Organic dual-gate phototransistors and non-fullerene solar cells
Dr. Philip Chow
Research Assistant Professor
Department of Chemistry
The Hong Kong University of Science and Technology
Date & Time
Room 7-37, Haking Wong Building, HKU
Organic materials are promising for flexible and semi-transparent photodetectors. Two classes of organic photodetectors that have been developed are photodiodes and phototransistors. Photodiodes generate linear but weak signal upon incoming light, while phototransistors can achieve high gain but sub-linear photoresponse. This talk discusses a new device concept of organic dual-gate phototransistor that combines the operation of photodiodes and phototransistors to simultaneously enable high-gain and linear photoresponse without requiring external circuitry. During dual-gate operation, the presence of both n- and p-type channels enables both photogenerated electrons and holes to efficiently separate and transport in the same semiconducting layer.
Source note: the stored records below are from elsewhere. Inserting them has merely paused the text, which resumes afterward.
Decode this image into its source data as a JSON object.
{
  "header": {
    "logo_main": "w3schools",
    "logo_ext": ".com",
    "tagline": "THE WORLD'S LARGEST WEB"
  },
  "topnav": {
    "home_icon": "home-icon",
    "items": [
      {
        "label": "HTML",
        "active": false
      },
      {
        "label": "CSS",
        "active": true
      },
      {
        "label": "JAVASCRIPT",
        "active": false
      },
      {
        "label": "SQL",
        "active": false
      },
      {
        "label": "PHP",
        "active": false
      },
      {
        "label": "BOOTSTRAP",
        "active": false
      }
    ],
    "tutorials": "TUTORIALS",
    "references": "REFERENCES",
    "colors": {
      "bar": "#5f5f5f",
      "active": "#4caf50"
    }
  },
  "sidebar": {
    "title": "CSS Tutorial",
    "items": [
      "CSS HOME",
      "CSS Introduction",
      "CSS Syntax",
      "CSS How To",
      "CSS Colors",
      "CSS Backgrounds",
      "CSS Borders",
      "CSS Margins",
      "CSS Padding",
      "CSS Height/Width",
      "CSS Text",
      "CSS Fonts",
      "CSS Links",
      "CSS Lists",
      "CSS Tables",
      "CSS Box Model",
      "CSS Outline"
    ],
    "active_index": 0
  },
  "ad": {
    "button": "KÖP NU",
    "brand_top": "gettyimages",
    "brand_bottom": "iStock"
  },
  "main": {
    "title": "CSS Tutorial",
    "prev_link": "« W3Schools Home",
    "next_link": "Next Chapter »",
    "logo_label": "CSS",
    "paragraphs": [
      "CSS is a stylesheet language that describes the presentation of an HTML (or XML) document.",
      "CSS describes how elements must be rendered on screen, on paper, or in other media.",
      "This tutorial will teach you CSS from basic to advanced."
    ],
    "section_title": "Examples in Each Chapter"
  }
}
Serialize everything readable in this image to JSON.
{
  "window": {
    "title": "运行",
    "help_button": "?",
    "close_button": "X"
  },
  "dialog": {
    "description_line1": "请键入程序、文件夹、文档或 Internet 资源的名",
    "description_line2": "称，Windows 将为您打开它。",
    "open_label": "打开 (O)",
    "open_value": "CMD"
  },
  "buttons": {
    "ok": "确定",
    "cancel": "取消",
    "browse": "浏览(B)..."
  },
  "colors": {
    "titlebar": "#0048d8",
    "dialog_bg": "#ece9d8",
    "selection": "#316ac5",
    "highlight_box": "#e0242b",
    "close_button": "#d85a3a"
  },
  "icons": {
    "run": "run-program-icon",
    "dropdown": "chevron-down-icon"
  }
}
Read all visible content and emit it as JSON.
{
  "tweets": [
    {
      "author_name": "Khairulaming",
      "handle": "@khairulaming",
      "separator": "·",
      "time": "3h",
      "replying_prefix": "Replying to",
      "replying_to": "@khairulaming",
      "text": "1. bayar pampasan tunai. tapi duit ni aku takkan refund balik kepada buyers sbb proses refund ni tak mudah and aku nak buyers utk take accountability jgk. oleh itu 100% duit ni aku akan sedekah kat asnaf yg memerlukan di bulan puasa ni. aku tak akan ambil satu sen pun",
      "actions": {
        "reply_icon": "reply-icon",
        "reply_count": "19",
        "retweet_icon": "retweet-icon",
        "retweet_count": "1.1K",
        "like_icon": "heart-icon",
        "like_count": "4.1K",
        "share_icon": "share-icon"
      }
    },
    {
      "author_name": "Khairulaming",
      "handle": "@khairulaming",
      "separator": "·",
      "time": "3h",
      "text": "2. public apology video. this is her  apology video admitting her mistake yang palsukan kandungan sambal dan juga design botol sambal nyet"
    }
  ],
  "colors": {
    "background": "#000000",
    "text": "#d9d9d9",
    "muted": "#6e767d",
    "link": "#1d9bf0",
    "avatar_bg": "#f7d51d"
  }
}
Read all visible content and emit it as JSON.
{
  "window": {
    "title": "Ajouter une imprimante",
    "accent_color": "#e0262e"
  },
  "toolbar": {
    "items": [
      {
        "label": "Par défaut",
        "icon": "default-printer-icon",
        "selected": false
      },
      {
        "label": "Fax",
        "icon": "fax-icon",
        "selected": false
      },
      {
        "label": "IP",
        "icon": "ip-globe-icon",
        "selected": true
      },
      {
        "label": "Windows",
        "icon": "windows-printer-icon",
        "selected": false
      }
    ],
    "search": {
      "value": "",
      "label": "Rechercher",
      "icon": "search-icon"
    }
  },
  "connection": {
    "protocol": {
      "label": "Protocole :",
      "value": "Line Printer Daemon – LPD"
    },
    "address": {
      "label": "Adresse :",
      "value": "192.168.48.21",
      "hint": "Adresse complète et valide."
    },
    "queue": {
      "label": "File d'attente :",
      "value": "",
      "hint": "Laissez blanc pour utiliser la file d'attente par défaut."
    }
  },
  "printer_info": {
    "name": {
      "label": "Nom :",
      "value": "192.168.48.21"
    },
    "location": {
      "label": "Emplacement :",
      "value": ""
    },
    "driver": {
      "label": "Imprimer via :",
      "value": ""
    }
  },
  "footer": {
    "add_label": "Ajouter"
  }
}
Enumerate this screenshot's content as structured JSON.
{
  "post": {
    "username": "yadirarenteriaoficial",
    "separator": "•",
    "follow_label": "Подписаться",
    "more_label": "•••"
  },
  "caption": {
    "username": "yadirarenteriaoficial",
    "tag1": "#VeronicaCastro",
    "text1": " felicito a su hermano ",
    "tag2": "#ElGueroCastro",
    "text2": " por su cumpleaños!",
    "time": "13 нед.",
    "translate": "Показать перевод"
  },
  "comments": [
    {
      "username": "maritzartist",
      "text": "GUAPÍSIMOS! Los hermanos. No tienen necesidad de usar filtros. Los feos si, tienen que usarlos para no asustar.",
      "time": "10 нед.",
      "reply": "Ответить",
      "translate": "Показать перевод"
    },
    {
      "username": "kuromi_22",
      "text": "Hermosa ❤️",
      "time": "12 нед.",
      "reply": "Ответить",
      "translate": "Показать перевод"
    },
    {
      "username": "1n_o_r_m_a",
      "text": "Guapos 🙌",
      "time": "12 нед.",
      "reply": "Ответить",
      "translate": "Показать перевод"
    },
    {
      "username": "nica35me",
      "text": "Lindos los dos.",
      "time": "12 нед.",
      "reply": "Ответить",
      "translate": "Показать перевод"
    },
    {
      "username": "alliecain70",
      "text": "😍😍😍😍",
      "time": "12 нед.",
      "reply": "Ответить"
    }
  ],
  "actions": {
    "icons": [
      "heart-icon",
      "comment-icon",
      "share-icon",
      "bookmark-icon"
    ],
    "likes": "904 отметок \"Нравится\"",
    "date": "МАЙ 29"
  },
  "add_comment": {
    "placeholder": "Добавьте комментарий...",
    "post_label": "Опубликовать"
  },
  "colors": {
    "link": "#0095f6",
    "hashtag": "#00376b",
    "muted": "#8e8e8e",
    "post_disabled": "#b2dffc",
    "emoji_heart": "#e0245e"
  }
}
This operation enables effective control of trap carrier density that leads to linear photoresponse with high photoconductive gain and a significant reduction of electrical noise. The use of organic dual-gate phototransistors for high-performance imaging and recent advances in non-fullerene organic photodiodes will be discussed.
Philip Chow received his Ph.D. degree from the University of Cambridge in 2016 for his studies of charge dynamics in organic solar cells with Prof Richard Friend. After his Ph.D. he was awarded a JPSP Overseas Research Fellowship to work with Prof Takao Someya at the University of Tokyo, where he focused on developing organic photodetectors for imaging applications. He joined HKUST as a Research Assistant Professor in 2017, and his current research interests include non-fullerene organic solar cells and optoelectronic devices.